Les interrogations sur le juste équilibre entre distance et proximité en travail social sont aujourd’hui lancinantes si l’on se réfère aux nombreux articles et pages web sur le sujet. Cette problématique est une constante de l’histoire du social, mais avec des formulations différentes. A la fin du XIXe siècle, la « question sociale » est centrée sur la condition ouvrière. Elle est alimentée par la peur de la lutte des classes, due à la très forte visibilité qu’acquiert ce monde ouvrier encore minoritaire, avec l’apparition de centrales syndicales et de nombreux courants politiques qui en font l’acteur majeur des transformations sociales. L’encyclique Rerum novarum du pape Léon XIII en 1891, dans son appel à l’engagement temporel de l’Eglise et à la mobilisation des catholiques laïcs, s’intéresse ainsi au prolétariat urbain, invitant chacun à accepter sa condition « naturelle » et prônant l’union et la réconciliation :
« Les rapports entre patrons et ouvriers se sont modifiés. La richesse a afflué entre les mains d’un petit nombre et la multitude a été laissée dans l’indigence. Les ouvriers ont conçu une opinion plus haute d’eux-mêmes et ont contracté entre eux une union plus intime. Tous ces faits ont eu pour résultat un redoutable conflit. […]
« L’erreur capitale, c’est de croire que les deux classes sont ennemies-nées l’une de l’autre, comme si la nature avait armé les riches et les pauvres pour qu’ils se combattent mutuellement dans un duel obstiné. […] Dans la société, les deux classes sont destinées par la nature à s’unir harmonieusement dans un parfait équilibre. Elles ont un impérieux besoin l’une de l’autre. […]
« Nous sommes persuadés, et tout le monde en convient, qu’il faut, par des mesures promptes et efficaces, venir en aide aux hommes des classes inférieures, attendu qu’ils sont pour la plupart dans une situation d’infortune et de misère imméritées. »

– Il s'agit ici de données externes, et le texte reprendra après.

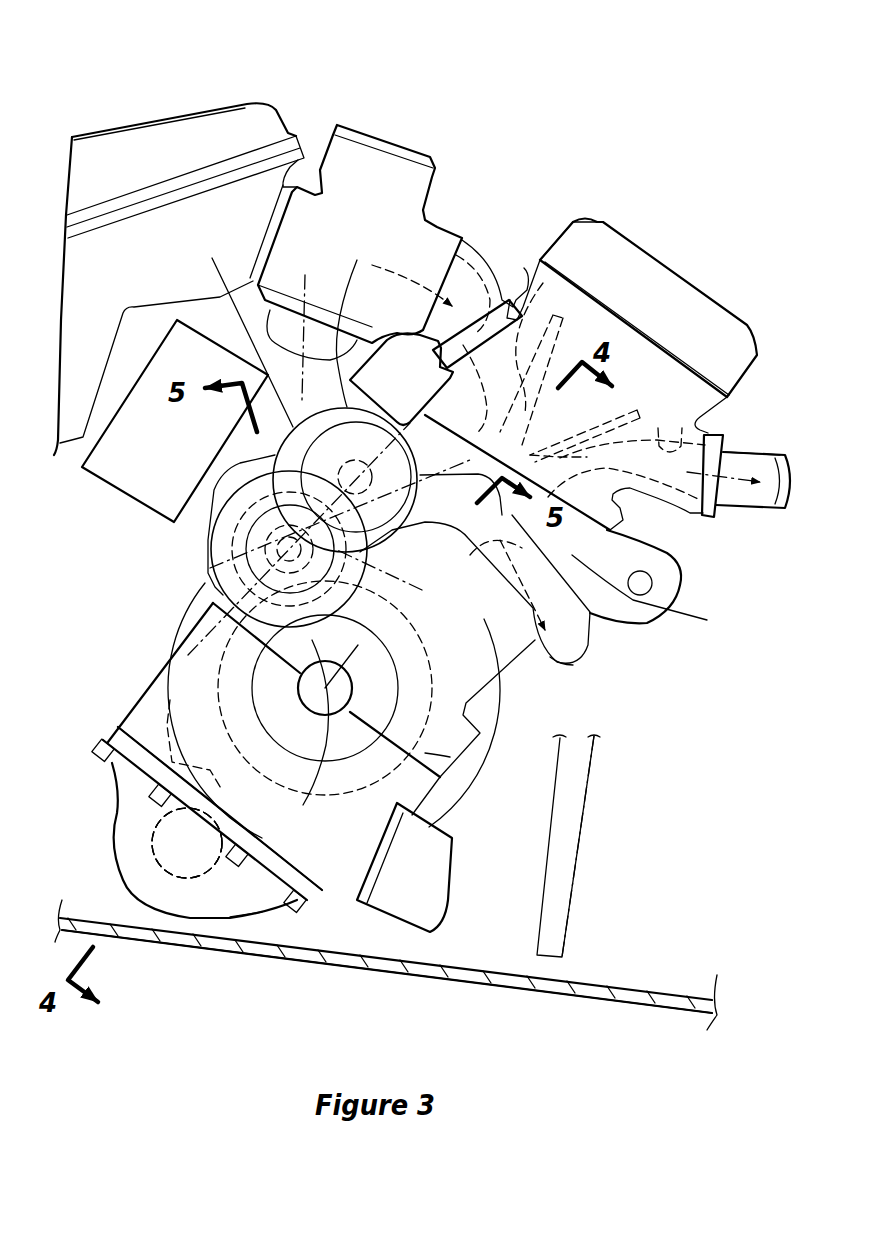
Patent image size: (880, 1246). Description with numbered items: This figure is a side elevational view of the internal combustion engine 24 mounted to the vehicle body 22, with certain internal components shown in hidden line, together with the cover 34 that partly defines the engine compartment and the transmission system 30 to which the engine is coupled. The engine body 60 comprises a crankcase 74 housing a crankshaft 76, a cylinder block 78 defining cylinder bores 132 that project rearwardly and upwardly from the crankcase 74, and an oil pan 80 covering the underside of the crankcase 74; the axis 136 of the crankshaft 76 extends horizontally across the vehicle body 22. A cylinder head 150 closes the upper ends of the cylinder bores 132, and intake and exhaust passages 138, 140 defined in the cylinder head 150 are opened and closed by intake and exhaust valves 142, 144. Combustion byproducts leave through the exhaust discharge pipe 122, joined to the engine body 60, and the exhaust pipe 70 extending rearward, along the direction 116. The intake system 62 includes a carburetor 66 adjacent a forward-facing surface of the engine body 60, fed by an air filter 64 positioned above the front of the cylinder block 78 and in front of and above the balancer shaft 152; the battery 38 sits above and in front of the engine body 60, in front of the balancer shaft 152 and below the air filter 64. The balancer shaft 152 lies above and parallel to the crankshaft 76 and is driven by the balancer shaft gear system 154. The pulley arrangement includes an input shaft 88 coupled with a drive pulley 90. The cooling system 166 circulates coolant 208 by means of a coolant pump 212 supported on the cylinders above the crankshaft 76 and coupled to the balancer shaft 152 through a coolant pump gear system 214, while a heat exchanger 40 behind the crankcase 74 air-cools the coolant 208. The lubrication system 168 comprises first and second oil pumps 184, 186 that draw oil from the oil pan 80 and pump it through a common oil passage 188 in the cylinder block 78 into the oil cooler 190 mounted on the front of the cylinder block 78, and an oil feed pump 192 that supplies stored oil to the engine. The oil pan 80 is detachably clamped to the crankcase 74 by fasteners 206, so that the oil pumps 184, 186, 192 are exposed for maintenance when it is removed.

The vehicle body 22 is at (636, 1008).
The internal combustion engine 24 is at (720, 102).
The transmission system 30 is at (162, 594).
The cover 34 is at (567, 993).
The battery 38 is at (170, 363).
The heat exchanger 40 is at (577, 870).
The engine body 60 is at (652, 157).
The intake system 62 is at (256, 100).
The air filter 64 is at (202, 135).
The carburetor 66 is at (370, 177).
The exhaust pipe 70 is at (758, 516).
The crankcase 74 is at (128, 720).
The crankshaft 76 is at (445, 752).
The cylinder block 78 is at (657, 580).
The oil pan 80 is at (130, 852).
The input shaft 88 is at (338, 690).
The drive pulley 90 is at (160, 630).
The exhaust flow direction 116 is at (737, 477).
The exhaust discharge pipe 122 is at (733, 497).
The cylinder bores 132 is at (540, 632).
The axis of the crankshaft 136 is at (322, 735).
The intake passage 138 is at (510, 365).
The exhaust passage 140 is at (663, 427).
The intake valve 142 is at (543, 283).
The exhaust valve 144 is at (660, 317).
The cylinder head 150 is at (587, 310).
The balancer shaft 152 is at (228, 523).
The balancer shaft gear system 154 is at (397, 578).
The cooling system 166 is at (394, 321).
The lubrication system 168 is at (224, 895).
The first oil pump 184 is at (190, 880).
The second oil pump 186 is at (187, 843).
The common oil passage 188 is at (133, 748).
The oil cooler 190 is at (346, 397).
The oil feed pump 192 is at (187, 843).
The fasteners 206 is at (297, 907).
The coolant 208 is at (590, 613).
The coolant pump 212 is at (239, 330).
The coolant pump gear system 214 is at (303, 324).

Or, une grande partie des initiateurs et initiatrices de l’action sociale sont des citadins, issus de milieux bourgeois ou plus aisés, habitant les beaux quartiers. Ils vivent avec stupeur à leur échelle la modification du paysage urbain avec l’extension des faubourgs, puis des banlieues en périphérie. Par leur intervention charitable, ils cherchent à rétablir la paix et la concorde sociales, invoquant la rencontre entre personnes de milieux sociaux différents. C’est dans cet esprit que se développent, fin du XIXe, des maisons ou résidences sociales, ancêtres des centres sociaux actuels. En 1896, le marquis Costa de Beauregard publie un opuscule : La Charité sociale en Angleterre. Il y décrit le mouvement des settlements (colonies) lancé par de jeunes universitaires. La référence est Toynbee Hall, « maison de voisinage » créée en 1884 dans un quartier ouvrier de Londres. Il explique que « quelques vaillantes femmes ont voulu tenter à Paris l’expérience : les travailleuses françaises sont devenues maîtresses d’école, garde-malades, bonnes d’enfants ». Il reproduit leur journal, daté du 22 septembre 1896, où l’on peut lire :
« Nous installons notre premier settlement au 36, rue du Chemin-Vert, à Popincourt. Notre rue, toute bordée d’ateliers et d’usines, commence au boulevard Richard-Lenoir, pour finir à Ménilmontant. Celui-ci est un des plus peuplés de Paris. […] Certes, notre luxe n’éclaboussera personne. Nous sommes aussi mal installées que peuvent l’être nos plus pauvres voisins. Un immense grenier sous les toits d’une fabrique de conserve, deux petites chambres et une cuisine à l’avenant constituent notre logis. […] Puisque nous ne sommes ici que pour faire métier de voisines, nous avons couru le voisinage. Comment se créer autrement des relations dans un pays où l’on arrive ? Notre empressement semble causer un peu d’étonnement, pour ne pas dire quelque méfiance. Cependant, on nous a reçues poliment presque partout… »
C’est sans doute la force de cette philosophie de l’acceptation, cette utopie de l’harmonisation, cette idéologie du progrès dans la tranquillité qui a pu séduire les gouvernements qui se sont succédé et surtout les interlocuteurs municipaux.